Spot gold is consolidating within the recent range. The yellow metal is being weighed as yesterday’s dollar losses are retraced amid the latest uptick in trade tensions.

 

Yesterday the Trump administration revealed the latest list of $16 bln worth of Chinese imports that would be slapped with a 25% tariff. The Chinese announced retaliatory 25% tariffs on $16 bln worth of U.S. goods earlier today.

 

Interestingly, China reported that their exports grew at a faster than expected 12.2% y/y in July, despite the developing trade war with the United States. Exports to the U.S. edged down to 19.3% of total exports, versus 19.7% in June. China’s trade surplus with the U.S. fell by 3.1% to $28.08 bln, versus a record high $28.97 bln in June.

 

As the trade war escalates, that surplus is likely to fall further. However, the Chinese have been at least somewhat successful in muting the impact by allowing the yuan to depreciate. Safe-haven flows into U.S. Treasuries have also provided a boost to the dollar.

 

 The dollar index has retraced all of yesterday’s losses and seems poised to make another run above 95.50. There have been four rejections from above 95.50 dating back to 21-Jun. While that may seem indicative of a topping pattern, the DX has not been able to gain any traction on the downside either.

 

While gold continues to hold above the key $1200 level, six consecutive sessions of lower daily highs — tracking the downward trending 9-day MA (1215.40 today) attests to the continued vulnerability of this market.
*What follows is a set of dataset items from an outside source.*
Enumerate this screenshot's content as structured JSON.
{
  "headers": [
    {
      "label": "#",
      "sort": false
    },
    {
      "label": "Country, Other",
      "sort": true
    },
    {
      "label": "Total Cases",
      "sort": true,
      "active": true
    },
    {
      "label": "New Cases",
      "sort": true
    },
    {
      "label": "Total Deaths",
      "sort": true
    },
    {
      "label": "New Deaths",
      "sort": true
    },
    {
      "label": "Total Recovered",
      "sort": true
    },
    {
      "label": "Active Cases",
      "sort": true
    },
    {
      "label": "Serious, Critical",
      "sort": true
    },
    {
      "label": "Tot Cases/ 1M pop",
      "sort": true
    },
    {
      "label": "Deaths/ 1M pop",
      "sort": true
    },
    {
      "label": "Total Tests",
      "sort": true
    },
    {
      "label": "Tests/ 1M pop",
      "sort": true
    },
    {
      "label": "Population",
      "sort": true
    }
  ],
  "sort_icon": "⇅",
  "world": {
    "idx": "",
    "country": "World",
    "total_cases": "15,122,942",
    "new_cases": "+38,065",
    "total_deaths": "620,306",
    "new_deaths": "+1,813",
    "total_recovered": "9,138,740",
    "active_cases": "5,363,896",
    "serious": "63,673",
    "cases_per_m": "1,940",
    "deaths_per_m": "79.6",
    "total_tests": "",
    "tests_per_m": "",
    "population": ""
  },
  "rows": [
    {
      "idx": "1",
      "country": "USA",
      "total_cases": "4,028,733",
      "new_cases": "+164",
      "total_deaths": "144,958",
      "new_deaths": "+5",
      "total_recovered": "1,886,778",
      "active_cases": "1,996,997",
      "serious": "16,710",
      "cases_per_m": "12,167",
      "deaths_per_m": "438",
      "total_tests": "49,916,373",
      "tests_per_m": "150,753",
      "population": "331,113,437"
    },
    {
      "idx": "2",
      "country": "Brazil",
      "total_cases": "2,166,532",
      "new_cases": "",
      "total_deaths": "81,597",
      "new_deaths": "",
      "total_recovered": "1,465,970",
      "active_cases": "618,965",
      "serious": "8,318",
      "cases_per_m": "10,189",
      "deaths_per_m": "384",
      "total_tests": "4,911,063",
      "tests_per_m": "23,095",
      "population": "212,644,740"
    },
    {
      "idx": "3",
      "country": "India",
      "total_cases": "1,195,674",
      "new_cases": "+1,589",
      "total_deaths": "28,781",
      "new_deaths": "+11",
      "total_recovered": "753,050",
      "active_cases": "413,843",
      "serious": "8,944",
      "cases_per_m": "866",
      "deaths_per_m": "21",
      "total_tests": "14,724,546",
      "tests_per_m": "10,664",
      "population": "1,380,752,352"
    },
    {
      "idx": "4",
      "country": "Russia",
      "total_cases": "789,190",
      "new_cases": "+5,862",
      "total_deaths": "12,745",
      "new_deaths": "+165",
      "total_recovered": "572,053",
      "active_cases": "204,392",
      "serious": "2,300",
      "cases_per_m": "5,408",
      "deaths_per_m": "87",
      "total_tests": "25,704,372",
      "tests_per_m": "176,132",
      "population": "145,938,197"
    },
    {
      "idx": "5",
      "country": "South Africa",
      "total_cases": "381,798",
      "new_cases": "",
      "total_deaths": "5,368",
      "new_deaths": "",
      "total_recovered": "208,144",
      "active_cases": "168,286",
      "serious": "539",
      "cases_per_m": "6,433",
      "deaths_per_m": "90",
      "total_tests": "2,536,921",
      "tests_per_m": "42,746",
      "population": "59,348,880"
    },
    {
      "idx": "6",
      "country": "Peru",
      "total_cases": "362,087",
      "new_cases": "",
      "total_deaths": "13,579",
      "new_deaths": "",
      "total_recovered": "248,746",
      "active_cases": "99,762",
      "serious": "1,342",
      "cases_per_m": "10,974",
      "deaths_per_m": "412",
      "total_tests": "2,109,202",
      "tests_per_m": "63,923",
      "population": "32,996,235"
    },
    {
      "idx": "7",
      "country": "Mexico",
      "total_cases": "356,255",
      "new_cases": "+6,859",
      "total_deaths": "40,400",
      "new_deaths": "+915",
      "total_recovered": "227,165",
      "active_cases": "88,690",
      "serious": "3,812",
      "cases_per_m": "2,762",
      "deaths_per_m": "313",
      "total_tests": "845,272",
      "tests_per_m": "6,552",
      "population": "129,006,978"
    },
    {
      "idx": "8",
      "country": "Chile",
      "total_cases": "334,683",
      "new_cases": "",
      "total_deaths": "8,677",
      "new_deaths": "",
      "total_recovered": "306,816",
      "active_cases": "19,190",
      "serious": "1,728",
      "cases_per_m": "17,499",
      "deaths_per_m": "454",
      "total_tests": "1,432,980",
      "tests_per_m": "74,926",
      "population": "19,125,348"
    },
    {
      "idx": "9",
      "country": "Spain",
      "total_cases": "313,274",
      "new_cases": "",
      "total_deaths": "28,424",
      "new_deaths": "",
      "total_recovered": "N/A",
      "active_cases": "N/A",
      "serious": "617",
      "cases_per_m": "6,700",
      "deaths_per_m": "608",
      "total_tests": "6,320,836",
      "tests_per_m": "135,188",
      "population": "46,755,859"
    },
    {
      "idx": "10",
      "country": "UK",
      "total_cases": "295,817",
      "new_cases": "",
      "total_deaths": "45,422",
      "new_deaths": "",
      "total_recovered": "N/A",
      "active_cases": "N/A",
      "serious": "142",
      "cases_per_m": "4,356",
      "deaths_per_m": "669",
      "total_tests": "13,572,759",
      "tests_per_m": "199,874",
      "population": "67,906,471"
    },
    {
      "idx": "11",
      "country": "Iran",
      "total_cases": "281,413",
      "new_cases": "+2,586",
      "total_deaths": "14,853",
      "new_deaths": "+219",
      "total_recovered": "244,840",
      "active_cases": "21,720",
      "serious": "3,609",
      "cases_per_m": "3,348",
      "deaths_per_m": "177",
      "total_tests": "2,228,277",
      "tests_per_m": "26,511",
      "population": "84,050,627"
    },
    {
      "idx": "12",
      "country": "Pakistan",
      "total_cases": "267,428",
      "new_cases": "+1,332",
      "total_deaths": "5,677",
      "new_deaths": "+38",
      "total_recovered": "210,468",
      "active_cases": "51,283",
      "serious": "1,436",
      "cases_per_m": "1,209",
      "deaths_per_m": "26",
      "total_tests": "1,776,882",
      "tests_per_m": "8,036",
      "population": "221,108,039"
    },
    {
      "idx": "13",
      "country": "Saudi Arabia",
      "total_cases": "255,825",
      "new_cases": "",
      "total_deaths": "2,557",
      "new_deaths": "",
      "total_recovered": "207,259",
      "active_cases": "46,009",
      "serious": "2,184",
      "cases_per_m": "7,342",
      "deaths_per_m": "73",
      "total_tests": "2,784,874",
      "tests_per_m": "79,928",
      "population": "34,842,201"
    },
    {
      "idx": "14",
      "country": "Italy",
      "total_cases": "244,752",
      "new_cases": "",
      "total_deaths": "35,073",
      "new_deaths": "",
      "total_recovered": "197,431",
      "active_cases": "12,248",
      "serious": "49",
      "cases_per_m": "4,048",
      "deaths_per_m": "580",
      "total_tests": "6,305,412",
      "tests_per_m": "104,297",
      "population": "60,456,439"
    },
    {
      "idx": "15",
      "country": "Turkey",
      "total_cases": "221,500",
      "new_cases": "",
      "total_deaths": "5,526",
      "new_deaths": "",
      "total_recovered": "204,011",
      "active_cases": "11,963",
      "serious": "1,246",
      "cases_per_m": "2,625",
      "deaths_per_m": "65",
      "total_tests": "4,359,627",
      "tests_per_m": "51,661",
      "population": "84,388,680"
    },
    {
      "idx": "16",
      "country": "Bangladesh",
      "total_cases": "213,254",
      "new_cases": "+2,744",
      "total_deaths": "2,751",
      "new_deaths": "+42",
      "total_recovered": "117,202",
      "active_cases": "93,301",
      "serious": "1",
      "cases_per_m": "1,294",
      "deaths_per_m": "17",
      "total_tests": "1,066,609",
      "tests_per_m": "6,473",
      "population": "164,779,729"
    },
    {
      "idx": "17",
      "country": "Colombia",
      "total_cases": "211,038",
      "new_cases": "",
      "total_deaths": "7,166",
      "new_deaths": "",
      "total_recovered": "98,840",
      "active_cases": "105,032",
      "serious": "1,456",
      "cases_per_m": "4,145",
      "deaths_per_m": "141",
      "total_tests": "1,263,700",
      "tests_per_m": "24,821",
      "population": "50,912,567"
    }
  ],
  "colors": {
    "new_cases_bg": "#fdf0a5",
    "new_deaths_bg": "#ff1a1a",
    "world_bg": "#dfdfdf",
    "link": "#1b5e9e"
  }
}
A close above the 20-day MA (1224.16 today) is still needed to lend some credence to the bottoming scenario.

 

Silver has posted three consecutive lower daily highs, as it continues to consolidate above the 15.22/17 lows. As noted yesterday, recent price action has the appearance of a continuation pattern, more so than a bottoming pattern.

 

A close above the 20-day MA (15.50 today) would ease short-term pressure on the downside and favor a challenge of resistance at 15.67 (26-Jul high). The latter is seen as the confirmation point for the small double bottom and penetration would highlight the $16 zone.

 

Platinum continues to trade in a choppy manner within a narrowing range. The recent corrective highs at 844.13/845.27 must be cleared to set a more favorable short-term tone, but probably only if gold makes a move to the upside. For now, the dominant trend remains negative

 

Palladium pushed convincingly back below $900 in earlier trading. The 50% retracement level of the recent correction has been exceeded, suggesting potential the 61.8% Fibonacci support at 890.66. If this level gives way as well, the 870.00 low from 20-Jul would be back in play.